Noam Chomsky in graffiti

Radical Priorities, Pages 119-120:

In attempting to assess a new Administration in the United States, it is important to bear in mind the extraordinarily narrow spectrum of political discourse and the limited base of political power, a fact that distinguishes the United States from many other industrial democracies. The United States is unique in that there is no organized force committed to even mild and reformist varieties of socialism. The two political parties, which some refer to, not inaccurately, as the two factions of the single ‘Property Party,’ are united in their commitment to capitalist ideology and institutions. For most of the period since the Second World War, they have adhered to a ‘bipartisan foreign policy,’ which is to say, a one-party state as far as foreign affairs are concerned. The parties differ on occasion with regard to the role of the State, the Democrats generally tending to favor slight increases in state intervention in social and economic affairs, the Republicans tending to favor greater emphasis on private corporate power.

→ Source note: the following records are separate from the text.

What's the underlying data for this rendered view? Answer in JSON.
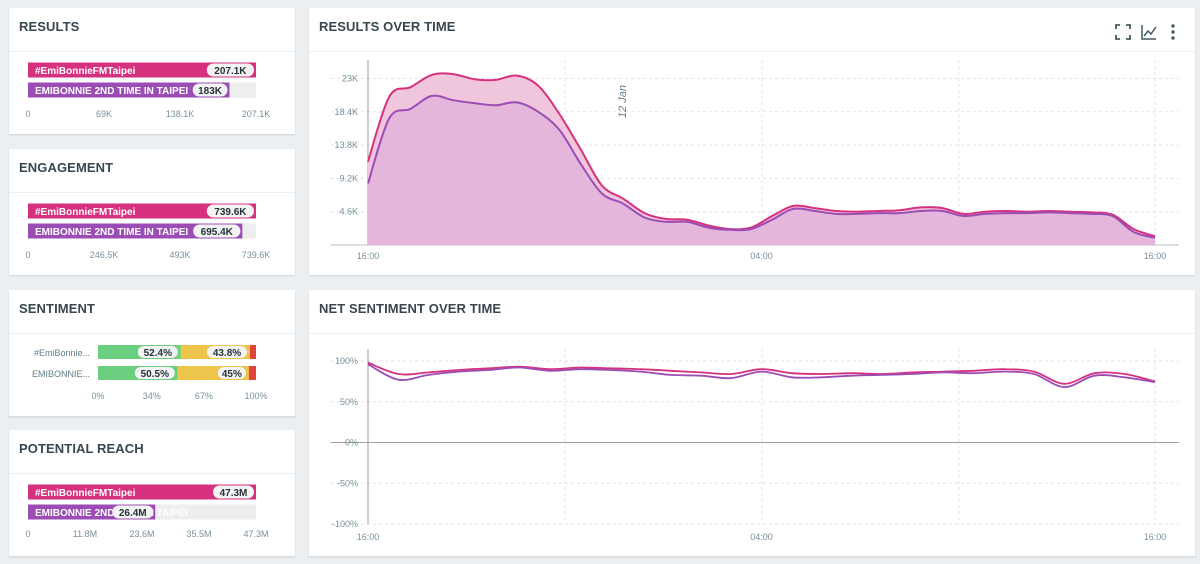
{
  "colors": {
    "pink": "#d6317e",
    "purple": "#9b4db5",
    "green": "#6ccf7f",
    "yellow": "#edc54a",
    "red": "#e0453a",
    "fill_pink": "#f0c6dc",
    "fill_purple": "#e2b3da"
  },
  "results": {
    "title": "RESULTS",
    "chart_data": {
      "type": "bar",
      "orientation": "horizontal",
      "categories": [
        "#EmiBonnieFMTaipei",
        "EMIBONNIE 2ND TIME IN TAIPEI"
      ],
      "values": [
        207100,
        183000
      ],
      "value_labels": [
        "207.1K",
        "183K"
      ],
      "xlim": [
        0,
        207100
      ],
      "ticks": [
        "0",
        "69K",
        "138.1K",
        "207.1K"
      ]
    }
  },
  "engagement": {
    "title": "ENGAGEMENT",
    "chart_data": {
      "type": "bar",
      "orientation": "horizontal",
      "categories": [
        "#EmiBonnieFMTaipei",
        "EMIBONNIE 2ND TIME IN TAIPEI"
      ],
      "values": [
        739600,
        695400
      ],
      "value_labels": [
        "739.6K",
        "695.4K"
      ],
      "xlim": [
        0,
        739600
      ],
      "ticks": [
        "0",
        "246.5K",
        "493K",
        "739.6K"
      ]
    }
  },
  "sentiment": {
    "title": "SENTIMENT",
    "chart_data": {
      "type": "bar",
      "stacked": true,
      "orientation": "horizontal",
      "categories": [
        "#EmiBonnie...",
        "EMIBONNIE..."
      ],
      "series": [
        {
          "name": "positive",
          "values": [
            52.4,
            50.5
          ],
          "labels": [
            "52.4%",
            "50.5%"
          ]
        },
        {
          "name": "neutral",
          "values": [
            43.8,
            45
          ],
          "labels": [
            "43.8%",
            "45%"
          ]
        },
        {
          "name": "negative",
          "values": [
            3.8,
            4.5
          ],
          "labels": [
            "",
            ""
          ]
        }
      ],
      "xlim": [
        0,
        100
      ],
      "ticks": [
        "0%",
        "34%",
        "67%",
        "100%"
      ]
    }
  },
  "reach": {
    "title": "POTENTIAL REACH",
    "chart_data": {
      "type": "bar",
      "orientation": "horizontal",
      "categories": [
        "#EmiBonnieFMTaipei",
        "EMIBONNIE 2ND TIME IN TAIPEI"
      ],
      "values": [
        47300000,
        26400000
      ],
      "value_labels": [
        "47.3M",
        "26.4M"
      ],
      "xlim": [
        0,
        47300000
      ],
      "ticks": [
        "0",
        "11.8M",
        "23.6M",
        "35.5M",
        "47.3M"
      ]
    }
  },
  "results_over_time": {
    "title": "RESULTS OVER TIME",
    "chart_data": {
      "type": "area",
      "x_ticks": [
        "16:00",
        "04:00",
        "16:00"
      ],
      "y_ticks": [
        "4.6K",
        "9.2K",
        "13.8K",
        "18.4K",
        "23K"
      ],
      "ylim": [
        0,
        25000
      ],
      "annotation": "12 Jan",
      "series": [
        {
          "name": "#EmiBonnieFMTaipei",
          "values": [
            11500,
            20500,
            21800,
            23500,
            23600,
            22900,
            22800,
            23400,
            22000,
            18100,
            13200,
            8200,
            6400,
            4400,
            3600,
            3500,
            2700,
            2200,
            2400,
            4000,
            5400,
            5100,
            4700,
            4600,
            4700,
            4800,
            5200,
            5100,
            4300,
            4600,
            4700,
            4600,
            4700,
            4600,
            4500,
            4200,
            2200,
            1200
          ]
        },
        {
          "name": "EMIBONNIE 2ND TIME IN TAIPEI",
          "values": [
            8500,
            17500,
            18800,
            20600,
            20000,
            19600,
            19300,
            19700,
            18400,
            15900,
            11200,
            7100,
            5700,
            3800,
            3200,
            3200,
            2400,
            2100,
            2200,
            3500,
            5000,
            4700,
            4300,
            4300,
            4400,
            4400,
            4700,
            4700,
            4000,
            4300,
            4400,
            4400,
            4500,
            4400,
            4300,
            4000,
            1800,
            1000
          ]
        }
      ]
    }
  },
  "net_sentiment": {
    "title": "NET SENTIMENT OVER TIME",
    "chart_data": {
      "type": "line",
      "x_ticks": [
        "16:00",
        "04:00",
        "16:00"
      ],
      "y_ticks": [
        "100%",
        "50%",
        "0%",
        "-50%",
        "-100%"
      ],
      "ylim": [
        -100,
        100
      ],
      "series": [
        {
          "name": "#EmiBonnieFMTaipei",
          "values": [
            98,
            84,
            86,
            89,
            91,
            93,
            90,
            92,
            91,
            90,
            88,
            86,
            84,
            90,
            85,
            84,
            85,
            84,
            86,
            87,
            88,
            90,
            87,
            72,
            85,
            84,
            75
          ]
        },
        {
          "name": "EMIBONNIE 2ND TIME IN TAIPEI",
          "values": [
            96,
            77,
            83,
            87,
            89,
            92,
            88,
            90,
            89,
            87,
            83,
            82,
            79,
            87,
            80,
            80,
            82,
            83,
            84,
            86,
            85,
            87,
            84,
            68,
            82,
            80,
            74
          ]
        }
      ]
    }
  },
  "toolbar": {
    "expand_icon": "expand-icon",
    "chart_icon": "line-chart-icon",
    "more_icon": "more-vertical-icon"
  }
}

Thus, under a Democratic Administration, there are likely to be some moves toward ‘welfare state’ policies along with a more aggressive foreign policy, as the State pursues a more interventionist program at home and abroad. But these distinctions between ‘liberals’ and ‘conservatives’ are only marginal in their significance and are at most slight tendencies rather than serious alternatives.

The domestic sources of power remain basically unchanged, whatever the electoral outcome. The major decision-making positions in the executive branch of the government, which increasingly dominates domestic and foreign policy, remain overwhelmingly in the hands of representatives of major corporations and the few law firms that cater primarily to corporate interests – thus representing generalized interests of corporate capitalism as distinct from parochial interests of one or another sector of the private economy. It is hardly surprising, then, that the basic function of the State remains the regulation of domestic and international affairs in the interest of the masters of the private economy, a fact studiously ignored in the press and academic scholarship, but apparent on investigation of the actual design and execution of policy over many years.

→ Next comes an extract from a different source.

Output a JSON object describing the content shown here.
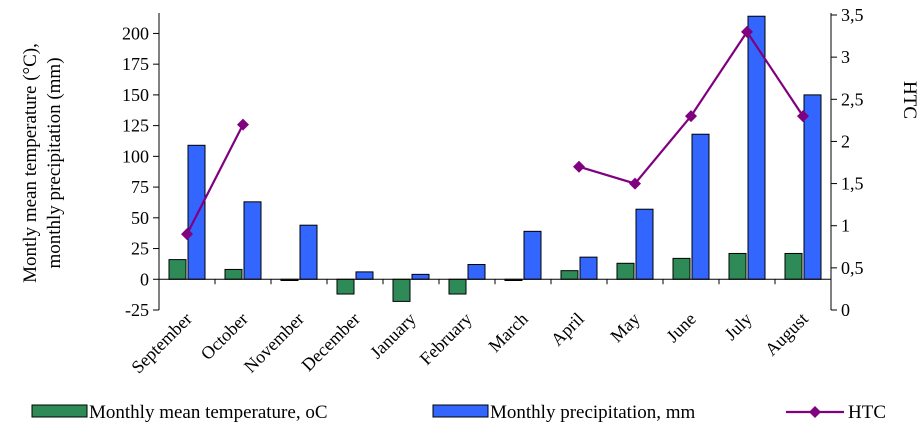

In fact, if some Administration were to depart in a significant way from the interests of highly concentrated private corporate power, its behavior would quickly be modified by a variety of simple techniques. Basic decisions concerning the health and functioning of the economy – hence social life in general – remain in the private sector. Decisions made in this realm set the conditions and define the framework within which the political process unfolds. By modifying the economic factors under their control, business interests can sharply constrain actions within the political sphere. But the issue rarely arises, since, as noted, the government, including those who manage the state sector of the economy, remains basically in the hands of private capital in any event.

Extra-governmental sources of ideas and programs are also, naturally, dominated by those who control the basic institutions of production, finance, and commerce.

He wrote those words in an article examining the prospects of an incoming Democratic Administration… in 1977.